EDIT: Looking through the currently written scripts I see there is full-heal which can heal and resurrect units (and it seems regrow limbs and such). Are there any scripts that replicate the animation of units and unit corpse pieces? I am going over some of the stuff I wrote which allows for more complex resurrections and reanimations, but it would be nice to have other working examples to go off of.
EDIT2: Or other wound heal scripts that aren't quite so full? Particularly ones that heal but don't necessary regrow lost limbs.
If you mean in DFHack, no. We almost never make duplicate copies of tools just to remove features from one copy. If you want to modify full-heal to take more options to skip certain steps (I think there are some already), feel free, and feel free to submit a pull request as well.
I can see them with gm-editor here: "gui/gm-editor world.cultural_identities.all". Unfortunately, I can't seem to get LUA to recognize the same location, and all my attempts fail with "attempt to index a nil value".

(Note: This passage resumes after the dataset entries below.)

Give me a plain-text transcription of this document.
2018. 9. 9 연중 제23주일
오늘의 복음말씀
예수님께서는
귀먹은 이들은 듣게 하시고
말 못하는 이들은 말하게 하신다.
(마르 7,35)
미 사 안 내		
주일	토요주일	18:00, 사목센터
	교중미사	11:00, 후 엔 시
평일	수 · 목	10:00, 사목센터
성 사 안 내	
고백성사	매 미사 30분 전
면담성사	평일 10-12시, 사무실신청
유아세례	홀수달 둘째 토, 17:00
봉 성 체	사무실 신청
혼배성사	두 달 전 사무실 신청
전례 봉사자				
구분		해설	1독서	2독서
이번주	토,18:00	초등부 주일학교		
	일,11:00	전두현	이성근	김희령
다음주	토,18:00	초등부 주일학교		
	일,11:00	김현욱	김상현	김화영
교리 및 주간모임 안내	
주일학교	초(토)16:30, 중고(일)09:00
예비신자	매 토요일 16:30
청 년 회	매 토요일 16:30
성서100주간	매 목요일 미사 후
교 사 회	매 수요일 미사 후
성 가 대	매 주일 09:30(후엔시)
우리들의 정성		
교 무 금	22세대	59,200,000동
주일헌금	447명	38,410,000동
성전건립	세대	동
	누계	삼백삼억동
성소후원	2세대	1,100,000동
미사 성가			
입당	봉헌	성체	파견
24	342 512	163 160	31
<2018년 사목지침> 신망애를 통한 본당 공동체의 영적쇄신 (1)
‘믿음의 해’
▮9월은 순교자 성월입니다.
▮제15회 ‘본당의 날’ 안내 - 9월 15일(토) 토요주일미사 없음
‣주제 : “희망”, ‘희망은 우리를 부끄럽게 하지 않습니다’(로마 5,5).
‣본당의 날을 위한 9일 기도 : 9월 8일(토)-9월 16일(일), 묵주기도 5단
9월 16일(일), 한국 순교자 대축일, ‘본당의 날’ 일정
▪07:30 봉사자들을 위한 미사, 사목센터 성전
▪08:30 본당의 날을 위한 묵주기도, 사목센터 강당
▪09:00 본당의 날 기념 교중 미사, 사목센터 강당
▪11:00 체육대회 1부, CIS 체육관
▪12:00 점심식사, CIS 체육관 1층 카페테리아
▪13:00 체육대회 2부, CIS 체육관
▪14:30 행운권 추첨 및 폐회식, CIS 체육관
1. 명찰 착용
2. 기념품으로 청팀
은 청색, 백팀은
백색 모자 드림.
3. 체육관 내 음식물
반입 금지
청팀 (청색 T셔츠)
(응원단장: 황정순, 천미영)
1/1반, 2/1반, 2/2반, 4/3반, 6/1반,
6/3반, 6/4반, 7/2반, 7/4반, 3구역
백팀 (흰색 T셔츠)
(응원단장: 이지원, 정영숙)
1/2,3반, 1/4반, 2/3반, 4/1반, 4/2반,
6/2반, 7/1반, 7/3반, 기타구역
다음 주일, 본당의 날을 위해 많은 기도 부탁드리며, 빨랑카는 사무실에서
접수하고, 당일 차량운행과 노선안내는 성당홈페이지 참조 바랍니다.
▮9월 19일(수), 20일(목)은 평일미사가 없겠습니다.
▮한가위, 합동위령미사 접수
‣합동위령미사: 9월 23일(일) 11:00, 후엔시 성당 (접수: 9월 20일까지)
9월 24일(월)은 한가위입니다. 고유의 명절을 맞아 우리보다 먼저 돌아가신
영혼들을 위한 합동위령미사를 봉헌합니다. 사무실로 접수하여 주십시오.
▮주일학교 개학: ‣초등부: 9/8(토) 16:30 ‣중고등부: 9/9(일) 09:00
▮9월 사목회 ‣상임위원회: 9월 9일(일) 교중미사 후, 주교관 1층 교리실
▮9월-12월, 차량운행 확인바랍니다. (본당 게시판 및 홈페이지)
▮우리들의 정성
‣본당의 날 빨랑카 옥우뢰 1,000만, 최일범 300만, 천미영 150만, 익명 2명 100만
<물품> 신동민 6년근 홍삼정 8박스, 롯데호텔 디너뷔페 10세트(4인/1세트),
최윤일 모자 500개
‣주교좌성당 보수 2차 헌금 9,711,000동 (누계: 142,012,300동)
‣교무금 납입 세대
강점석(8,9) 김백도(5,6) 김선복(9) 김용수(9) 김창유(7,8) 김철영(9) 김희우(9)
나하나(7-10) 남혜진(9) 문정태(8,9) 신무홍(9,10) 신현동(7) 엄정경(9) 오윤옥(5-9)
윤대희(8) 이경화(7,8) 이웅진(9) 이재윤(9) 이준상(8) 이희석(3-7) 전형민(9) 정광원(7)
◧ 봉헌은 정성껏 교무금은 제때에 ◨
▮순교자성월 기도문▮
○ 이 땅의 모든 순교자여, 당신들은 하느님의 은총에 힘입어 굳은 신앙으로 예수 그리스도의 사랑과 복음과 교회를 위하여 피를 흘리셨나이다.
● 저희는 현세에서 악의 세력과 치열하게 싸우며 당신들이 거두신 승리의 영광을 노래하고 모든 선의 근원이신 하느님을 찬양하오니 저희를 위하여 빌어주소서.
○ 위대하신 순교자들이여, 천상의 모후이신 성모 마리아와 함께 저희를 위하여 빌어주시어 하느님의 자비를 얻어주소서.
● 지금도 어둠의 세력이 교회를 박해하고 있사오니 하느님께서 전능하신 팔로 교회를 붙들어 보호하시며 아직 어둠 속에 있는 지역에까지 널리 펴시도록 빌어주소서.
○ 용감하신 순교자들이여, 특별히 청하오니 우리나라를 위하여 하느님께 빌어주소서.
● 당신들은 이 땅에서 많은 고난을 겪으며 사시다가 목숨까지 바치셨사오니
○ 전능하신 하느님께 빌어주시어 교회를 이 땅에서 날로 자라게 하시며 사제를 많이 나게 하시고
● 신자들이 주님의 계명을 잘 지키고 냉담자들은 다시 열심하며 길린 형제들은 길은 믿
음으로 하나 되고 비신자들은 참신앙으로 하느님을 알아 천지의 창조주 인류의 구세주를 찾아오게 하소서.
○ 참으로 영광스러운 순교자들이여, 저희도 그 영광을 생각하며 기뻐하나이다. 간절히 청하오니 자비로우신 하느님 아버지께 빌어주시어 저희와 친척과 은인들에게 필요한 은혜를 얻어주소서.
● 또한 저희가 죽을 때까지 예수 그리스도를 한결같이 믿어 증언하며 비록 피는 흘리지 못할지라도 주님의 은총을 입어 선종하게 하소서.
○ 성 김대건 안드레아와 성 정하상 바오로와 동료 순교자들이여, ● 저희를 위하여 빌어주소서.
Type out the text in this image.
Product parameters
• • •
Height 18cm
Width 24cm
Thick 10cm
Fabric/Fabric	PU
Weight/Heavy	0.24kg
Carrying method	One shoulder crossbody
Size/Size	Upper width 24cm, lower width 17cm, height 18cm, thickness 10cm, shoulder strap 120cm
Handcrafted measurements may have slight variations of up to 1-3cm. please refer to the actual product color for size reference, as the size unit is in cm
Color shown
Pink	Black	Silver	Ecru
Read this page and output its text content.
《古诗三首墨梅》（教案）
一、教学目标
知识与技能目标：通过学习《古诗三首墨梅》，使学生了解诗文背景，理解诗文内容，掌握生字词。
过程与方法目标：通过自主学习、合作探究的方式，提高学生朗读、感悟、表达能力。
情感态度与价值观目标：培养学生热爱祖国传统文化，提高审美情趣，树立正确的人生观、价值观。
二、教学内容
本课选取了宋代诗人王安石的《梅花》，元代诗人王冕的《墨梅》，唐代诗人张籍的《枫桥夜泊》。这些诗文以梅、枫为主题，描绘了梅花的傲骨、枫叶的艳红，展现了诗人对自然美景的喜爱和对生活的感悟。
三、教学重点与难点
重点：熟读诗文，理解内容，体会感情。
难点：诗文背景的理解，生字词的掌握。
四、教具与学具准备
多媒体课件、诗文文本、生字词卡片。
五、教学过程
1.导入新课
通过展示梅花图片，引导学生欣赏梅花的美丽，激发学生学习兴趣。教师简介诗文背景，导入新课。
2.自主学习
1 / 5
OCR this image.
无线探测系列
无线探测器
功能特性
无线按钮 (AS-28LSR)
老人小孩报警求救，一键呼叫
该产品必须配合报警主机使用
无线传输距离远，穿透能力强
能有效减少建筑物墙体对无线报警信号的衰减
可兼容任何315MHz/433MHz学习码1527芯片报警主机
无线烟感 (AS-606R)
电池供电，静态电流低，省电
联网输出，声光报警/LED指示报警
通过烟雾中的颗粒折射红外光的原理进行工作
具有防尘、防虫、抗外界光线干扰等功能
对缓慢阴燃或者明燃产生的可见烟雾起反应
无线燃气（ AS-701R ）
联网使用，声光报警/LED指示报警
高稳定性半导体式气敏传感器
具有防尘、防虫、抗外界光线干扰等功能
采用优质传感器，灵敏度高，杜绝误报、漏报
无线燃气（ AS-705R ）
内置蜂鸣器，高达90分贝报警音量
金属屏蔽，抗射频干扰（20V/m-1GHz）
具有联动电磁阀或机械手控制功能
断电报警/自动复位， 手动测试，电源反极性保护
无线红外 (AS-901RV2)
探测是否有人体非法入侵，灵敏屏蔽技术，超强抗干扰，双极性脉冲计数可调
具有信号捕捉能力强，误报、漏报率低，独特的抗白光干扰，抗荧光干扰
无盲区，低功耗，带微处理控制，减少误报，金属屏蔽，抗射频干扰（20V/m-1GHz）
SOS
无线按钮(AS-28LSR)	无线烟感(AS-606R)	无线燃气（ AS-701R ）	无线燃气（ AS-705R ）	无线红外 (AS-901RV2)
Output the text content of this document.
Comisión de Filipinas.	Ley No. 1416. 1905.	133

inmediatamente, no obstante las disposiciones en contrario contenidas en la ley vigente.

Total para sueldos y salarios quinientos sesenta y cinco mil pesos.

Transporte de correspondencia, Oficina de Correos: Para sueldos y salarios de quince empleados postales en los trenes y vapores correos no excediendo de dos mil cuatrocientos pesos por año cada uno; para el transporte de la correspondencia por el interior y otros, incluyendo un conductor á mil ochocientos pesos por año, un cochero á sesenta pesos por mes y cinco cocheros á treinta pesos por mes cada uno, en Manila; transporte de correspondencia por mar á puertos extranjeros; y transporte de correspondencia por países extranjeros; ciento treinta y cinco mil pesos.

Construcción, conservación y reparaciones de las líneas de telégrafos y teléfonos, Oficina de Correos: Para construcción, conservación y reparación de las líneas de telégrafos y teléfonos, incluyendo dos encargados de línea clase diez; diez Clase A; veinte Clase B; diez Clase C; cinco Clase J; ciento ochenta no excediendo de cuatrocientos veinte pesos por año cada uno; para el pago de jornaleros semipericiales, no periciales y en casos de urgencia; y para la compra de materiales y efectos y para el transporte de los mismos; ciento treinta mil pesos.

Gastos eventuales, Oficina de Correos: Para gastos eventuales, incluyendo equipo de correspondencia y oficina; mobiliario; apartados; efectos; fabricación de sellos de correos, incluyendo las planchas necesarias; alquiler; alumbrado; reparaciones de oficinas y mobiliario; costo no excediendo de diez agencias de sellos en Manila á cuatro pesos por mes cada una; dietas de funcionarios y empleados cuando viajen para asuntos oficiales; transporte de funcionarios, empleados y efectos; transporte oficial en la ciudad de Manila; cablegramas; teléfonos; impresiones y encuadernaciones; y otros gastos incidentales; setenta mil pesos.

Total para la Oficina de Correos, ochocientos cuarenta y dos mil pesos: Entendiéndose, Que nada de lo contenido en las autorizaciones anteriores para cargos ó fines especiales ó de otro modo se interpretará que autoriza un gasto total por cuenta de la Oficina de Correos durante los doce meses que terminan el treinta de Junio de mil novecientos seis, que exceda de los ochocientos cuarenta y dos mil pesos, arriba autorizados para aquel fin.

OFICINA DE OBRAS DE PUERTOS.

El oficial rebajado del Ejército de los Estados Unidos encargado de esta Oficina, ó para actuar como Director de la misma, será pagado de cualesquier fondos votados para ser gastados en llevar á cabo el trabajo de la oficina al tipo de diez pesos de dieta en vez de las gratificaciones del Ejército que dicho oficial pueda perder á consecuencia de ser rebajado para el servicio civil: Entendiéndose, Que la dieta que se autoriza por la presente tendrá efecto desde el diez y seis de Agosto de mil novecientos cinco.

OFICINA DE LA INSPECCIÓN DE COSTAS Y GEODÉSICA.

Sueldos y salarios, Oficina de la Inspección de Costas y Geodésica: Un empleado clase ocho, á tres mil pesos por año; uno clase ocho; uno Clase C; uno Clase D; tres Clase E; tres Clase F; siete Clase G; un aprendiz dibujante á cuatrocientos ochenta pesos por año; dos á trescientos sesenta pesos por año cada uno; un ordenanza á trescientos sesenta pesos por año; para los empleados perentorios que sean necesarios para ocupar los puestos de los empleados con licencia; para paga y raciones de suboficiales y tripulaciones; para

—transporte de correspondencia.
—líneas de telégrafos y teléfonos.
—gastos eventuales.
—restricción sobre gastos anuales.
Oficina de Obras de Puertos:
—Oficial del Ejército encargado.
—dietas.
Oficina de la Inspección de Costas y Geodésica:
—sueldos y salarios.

Can you specify where exactly you're using this and what you've attempted? If you're literally using "world.cultural_identities.all" in a Lua script ("Lua" isn't an acronym, by the way), that won't work - you'll need to replace "world" with "df.global.world". A few scripts, such as the Lua interpreter (run "lua") and gui/gm-editor search for undefined variables in other places, including fields in df.global (so the "df.global." part can be dropped), but in normal scripts that won't work.
I've seen Atkana's script on setting them, but the location used there doesn't seem to work either (df.cultural_identity.find(upers.cultural_identity).values[beliefId]).
That looks like it should work to me. What exactly is the issue? Obviously "upers" needs to be defined as well, and I'm not sure what it's supposed to be (it's not an English word, at least).
Minor nitpick, but that's also just an expression - there's no location in there.
Can anyone throw out a lua print statement that dumps out the contents of "world.cultural_identities.all[0].values"?
(In case you're unaware, printall() might produce more useful output - it's also available as the "~" prefix in the Lua interpreter.)